Atlanta Boy Featured in Russian Photography Exhibit to Celebrate World Down Syndrome Day

Atlanta, GA, March 08, 2012 --( Andy Meredith, 12, from Atlanta, GA was invited to share his photography as the centerpiece of an international art exhibit at a Russian medical college to raise awareness about the capabilities of people with Down syndrome. The exhibit will be coordinated by the US State Department in Yekaterinburg, Russia in celebration of World Down Syndrome Day on March 21, 2012 and will also include Russian artists with Down syndrome.

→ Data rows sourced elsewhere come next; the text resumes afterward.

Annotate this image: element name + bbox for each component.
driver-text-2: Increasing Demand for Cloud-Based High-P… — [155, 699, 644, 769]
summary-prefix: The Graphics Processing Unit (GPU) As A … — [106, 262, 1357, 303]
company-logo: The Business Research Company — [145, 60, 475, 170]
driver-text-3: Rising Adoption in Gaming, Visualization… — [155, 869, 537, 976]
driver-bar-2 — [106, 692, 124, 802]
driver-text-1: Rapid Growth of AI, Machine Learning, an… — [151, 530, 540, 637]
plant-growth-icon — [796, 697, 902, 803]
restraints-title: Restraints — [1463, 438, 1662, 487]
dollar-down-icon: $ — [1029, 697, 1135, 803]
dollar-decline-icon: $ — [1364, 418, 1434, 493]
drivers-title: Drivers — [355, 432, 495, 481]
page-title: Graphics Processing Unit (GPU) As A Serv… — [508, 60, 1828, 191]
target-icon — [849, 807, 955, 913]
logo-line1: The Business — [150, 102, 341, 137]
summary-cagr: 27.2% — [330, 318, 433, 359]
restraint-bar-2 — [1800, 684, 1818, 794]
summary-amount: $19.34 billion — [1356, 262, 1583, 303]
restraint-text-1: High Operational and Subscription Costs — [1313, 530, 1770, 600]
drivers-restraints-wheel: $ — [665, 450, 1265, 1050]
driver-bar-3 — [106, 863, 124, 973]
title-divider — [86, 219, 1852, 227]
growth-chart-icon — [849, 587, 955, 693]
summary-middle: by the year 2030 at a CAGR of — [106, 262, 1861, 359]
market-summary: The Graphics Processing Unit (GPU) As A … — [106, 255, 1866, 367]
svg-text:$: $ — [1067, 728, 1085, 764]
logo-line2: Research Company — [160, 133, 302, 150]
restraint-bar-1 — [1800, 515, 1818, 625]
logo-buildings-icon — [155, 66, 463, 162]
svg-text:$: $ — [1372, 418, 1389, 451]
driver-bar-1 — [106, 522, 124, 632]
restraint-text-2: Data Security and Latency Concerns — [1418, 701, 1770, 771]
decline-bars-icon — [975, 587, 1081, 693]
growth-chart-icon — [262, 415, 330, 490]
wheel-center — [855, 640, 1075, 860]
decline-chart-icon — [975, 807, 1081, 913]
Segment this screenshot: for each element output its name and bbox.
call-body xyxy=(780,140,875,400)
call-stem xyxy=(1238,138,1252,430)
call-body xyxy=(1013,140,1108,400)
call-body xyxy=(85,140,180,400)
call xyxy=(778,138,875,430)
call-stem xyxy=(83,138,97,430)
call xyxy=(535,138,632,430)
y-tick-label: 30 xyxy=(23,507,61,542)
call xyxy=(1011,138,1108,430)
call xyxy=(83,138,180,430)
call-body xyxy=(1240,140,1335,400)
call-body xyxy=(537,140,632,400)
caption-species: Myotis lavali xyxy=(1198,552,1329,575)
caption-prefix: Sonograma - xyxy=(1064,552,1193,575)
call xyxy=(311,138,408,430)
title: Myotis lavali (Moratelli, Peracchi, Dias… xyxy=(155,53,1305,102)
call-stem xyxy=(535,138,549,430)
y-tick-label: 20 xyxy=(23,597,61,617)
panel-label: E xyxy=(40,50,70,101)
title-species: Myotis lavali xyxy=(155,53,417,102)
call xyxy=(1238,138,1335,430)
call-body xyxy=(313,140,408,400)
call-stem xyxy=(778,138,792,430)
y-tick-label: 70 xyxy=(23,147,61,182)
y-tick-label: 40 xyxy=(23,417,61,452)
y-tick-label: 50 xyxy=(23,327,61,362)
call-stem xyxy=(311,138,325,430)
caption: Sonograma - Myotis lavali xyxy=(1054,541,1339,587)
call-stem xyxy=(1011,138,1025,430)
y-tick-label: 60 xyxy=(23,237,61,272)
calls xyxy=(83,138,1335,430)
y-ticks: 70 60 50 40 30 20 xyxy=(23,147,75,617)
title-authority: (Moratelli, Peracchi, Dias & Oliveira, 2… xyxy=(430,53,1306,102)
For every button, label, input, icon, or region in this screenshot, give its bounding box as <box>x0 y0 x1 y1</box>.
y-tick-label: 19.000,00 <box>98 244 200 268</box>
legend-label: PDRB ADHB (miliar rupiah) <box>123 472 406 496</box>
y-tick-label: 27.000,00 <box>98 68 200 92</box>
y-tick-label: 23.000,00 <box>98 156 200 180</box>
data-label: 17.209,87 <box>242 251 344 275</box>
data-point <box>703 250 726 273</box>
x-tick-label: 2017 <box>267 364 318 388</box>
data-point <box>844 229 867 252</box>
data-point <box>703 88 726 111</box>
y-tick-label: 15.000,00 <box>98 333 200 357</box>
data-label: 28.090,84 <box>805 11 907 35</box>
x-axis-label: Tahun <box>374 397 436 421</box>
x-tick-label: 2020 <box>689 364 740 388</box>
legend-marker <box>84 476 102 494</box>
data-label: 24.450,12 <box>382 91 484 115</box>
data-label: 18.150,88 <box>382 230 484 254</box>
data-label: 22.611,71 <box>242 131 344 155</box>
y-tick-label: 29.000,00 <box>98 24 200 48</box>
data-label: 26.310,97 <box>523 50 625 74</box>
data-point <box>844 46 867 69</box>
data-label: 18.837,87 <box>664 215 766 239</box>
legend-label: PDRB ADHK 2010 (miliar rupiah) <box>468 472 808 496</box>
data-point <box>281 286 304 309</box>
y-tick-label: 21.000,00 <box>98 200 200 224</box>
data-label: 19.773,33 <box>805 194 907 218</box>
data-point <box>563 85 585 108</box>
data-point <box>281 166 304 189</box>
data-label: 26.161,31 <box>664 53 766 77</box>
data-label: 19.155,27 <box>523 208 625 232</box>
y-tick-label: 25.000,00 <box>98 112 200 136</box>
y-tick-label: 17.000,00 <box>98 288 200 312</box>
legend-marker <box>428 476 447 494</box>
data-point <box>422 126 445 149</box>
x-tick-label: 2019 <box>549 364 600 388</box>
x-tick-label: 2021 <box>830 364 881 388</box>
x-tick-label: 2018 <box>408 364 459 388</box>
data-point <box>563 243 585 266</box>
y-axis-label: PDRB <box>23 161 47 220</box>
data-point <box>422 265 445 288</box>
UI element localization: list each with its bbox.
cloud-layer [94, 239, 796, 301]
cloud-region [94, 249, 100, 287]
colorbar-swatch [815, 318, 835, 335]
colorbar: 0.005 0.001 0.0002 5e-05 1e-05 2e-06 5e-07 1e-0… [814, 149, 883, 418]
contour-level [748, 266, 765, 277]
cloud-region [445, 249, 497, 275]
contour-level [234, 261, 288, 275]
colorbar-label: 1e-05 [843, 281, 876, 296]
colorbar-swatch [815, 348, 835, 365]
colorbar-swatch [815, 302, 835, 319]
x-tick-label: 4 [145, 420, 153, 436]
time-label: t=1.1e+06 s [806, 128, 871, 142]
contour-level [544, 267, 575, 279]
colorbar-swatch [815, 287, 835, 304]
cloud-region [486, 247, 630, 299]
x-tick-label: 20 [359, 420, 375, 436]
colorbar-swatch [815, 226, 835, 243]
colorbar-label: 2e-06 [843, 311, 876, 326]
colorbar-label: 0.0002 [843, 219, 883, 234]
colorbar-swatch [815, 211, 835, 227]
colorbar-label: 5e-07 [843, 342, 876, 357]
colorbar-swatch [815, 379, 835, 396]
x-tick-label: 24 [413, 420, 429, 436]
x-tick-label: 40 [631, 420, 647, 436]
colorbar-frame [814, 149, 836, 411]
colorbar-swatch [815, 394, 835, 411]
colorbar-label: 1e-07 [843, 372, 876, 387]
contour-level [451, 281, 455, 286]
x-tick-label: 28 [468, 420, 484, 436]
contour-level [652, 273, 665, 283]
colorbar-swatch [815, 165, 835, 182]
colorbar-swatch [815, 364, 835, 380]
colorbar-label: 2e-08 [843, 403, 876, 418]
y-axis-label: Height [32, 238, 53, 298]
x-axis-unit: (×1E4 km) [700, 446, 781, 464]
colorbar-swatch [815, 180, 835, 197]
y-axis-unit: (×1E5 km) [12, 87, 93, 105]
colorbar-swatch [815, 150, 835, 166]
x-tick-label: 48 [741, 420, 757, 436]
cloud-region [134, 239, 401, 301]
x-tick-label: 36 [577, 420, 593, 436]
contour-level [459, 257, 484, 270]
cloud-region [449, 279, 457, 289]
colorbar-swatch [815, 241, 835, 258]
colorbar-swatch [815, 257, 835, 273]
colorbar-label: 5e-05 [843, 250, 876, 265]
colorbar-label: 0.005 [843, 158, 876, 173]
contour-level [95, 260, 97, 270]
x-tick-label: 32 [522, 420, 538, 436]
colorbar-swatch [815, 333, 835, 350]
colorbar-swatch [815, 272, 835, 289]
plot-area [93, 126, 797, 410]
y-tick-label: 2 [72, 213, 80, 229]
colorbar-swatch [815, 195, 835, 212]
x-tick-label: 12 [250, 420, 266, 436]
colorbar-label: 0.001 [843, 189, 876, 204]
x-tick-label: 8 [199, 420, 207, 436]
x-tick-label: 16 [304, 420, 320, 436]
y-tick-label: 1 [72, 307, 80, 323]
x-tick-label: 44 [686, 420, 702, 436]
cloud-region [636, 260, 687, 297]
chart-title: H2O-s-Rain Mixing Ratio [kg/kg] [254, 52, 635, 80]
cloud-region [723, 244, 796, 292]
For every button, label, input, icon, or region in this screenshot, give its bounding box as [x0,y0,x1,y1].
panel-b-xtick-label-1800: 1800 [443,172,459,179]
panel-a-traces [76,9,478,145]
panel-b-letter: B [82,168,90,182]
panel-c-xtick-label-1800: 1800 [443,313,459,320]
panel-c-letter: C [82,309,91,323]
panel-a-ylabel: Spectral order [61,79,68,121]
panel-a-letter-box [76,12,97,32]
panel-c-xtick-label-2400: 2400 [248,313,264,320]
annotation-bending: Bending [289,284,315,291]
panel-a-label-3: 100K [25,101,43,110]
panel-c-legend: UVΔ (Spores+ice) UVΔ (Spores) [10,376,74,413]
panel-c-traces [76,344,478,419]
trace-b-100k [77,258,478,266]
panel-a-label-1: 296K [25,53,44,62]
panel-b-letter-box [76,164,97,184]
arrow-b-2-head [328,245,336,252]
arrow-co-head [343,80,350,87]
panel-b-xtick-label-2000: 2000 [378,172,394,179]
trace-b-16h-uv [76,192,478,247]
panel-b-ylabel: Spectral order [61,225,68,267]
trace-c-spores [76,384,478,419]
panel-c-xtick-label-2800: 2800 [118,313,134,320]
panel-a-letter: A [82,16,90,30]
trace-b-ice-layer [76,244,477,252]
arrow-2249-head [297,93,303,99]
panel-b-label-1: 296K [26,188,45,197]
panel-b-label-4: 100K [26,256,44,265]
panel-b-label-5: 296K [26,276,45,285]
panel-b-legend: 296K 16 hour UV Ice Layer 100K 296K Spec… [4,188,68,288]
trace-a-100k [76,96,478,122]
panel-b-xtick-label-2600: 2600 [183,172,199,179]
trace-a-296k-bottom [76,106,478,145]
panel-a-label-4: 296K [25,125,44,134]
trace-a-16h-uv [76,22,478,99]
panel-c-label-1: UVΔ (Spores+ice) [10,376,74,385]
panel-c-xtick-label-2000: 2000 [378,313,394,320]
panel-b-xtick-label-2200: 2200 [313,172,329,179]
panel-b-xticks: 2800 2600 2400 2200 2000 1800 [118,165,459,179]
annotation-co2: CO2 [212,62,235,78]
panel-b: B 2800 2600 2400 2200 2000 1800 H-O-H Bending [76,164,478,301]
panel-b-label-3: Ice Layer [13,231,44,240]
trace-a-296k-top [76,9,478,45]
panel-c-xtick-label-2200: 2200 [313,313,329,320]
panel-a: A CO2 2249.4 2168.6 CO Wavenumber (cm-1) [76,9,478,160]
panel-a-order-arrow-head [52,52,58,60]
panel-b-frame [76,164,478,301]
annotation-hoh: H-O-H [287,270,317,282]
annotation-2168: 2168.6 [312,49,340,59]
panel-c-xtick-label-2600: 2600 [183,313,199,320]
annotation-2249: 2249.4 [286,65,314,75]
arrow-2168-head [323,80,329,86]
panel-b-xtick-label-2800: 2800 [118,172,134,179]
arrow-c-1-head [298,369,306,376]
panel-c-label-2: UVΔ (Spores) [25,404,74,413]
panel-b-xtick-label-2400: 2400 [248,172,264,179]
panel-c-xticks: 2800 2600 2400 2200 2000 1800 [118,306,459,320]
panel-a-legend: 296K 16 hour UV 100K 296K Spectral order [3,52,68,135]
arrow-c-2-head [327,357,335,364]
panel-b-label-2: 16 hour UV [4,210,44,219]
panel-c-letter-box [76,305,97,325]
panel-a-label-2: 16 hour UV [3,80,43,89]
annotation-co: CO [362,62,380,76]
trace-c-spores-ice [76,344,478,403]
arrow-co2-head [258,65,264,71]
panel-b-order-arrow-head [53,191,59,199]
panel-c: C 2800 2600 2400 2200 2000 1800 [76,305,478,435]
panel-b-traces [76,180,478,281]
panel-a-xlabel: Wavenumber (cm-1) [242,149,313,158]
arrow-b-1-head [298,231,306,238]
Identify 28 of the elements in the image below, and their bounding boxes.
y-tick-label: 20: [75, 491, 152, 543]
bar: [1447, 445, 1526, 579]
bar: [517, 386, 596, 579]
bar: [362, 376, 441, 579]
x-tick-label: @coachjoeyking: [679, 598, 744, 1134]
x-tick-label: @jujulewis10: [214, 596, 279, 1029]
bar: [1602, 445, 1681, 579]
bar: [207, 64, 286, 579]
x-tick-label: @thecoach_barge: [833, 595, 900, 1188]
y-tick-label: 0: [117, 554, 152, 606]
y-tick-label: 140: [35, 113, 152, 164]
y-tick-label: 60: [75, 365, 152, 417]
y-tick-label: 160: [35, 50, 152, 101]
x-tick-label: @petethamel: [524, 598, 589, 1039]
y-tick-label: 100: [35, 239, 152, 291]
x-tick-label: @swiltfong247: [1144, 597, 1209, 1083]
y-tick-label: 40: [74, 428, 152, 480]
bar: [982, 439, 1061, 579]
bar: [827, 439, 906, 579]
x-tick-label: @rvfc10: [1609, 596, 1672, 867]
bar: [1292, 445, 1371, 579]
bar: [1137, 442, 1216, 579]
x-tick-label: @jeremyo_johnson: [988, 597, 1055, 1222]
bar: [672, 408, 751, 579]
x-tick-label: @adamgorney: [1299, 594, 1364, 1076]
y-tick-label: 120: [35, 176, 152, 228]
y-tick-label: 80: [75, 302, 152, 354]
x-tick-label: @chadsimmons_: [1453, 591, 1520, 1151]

The director of the Sverdlovsk Medical College in Yekaterinburg invited Andy to share his photography after a meeting with the boy's mother, Stephanie Meredith, author of the Canister booklet, "Understanding a Down Syndrome Diagnosis," (, and Amy Allison, director of the Down Syndrome Guild of Greater Kansas City. As part of an international effort to share more up-to-date information about Down syndrome and improve social programs, Ms. Meredith and Ms. Allison were invited by the US State Department to make presentations to charities, government officials, and academic leaders about how opportunities for people with Down syndrome have improved in the US over the past 30 years. In Russia, the majority of babies with Down syndrome continue to be institutionalized largely because of outdated views of the condition and limited social supports.

The exhibit will include ten to twelve 20x30 inch displays of Andy's photos featuring various images of people and animals with captions by Andy. His specialty is taking close-up shots from an interesting perspective. Andy is a fifth-grader and has won first place in his school PTA Reflections contest and second at the district level. Andy’s also an avid mountain biker, Boy Scout, and electronic geek. In addition, a website ( hosted by Canister will be launching this spring to feature an online gallery of his work and announce exhibitions.

Ms. Meredith says, “We’re incredibly proud of our son. He’s a typical tween who definitely needs extra help in some areas and also has these wonderful, evolving talents that can be a springboard for the future. However, it’s important to note that he’s not an isolated case of an exceptional child with Down syndrome. The truth is that more and more people with Down syndrome are dealing with their challenges and achieving their potential because of the improved health care, education, and social supports in the US during last 30 years, and we’re so impressed with the organizations, like Sun Kids and Downside Up, working to make that progress happen in Russia. We are also incredibly grateful to the Sverdlovsk Medical College for inviting us to share Andy's work.”

This year marks the first time that March 21 will be recognized by the United Nations as World Down Syndrome Day.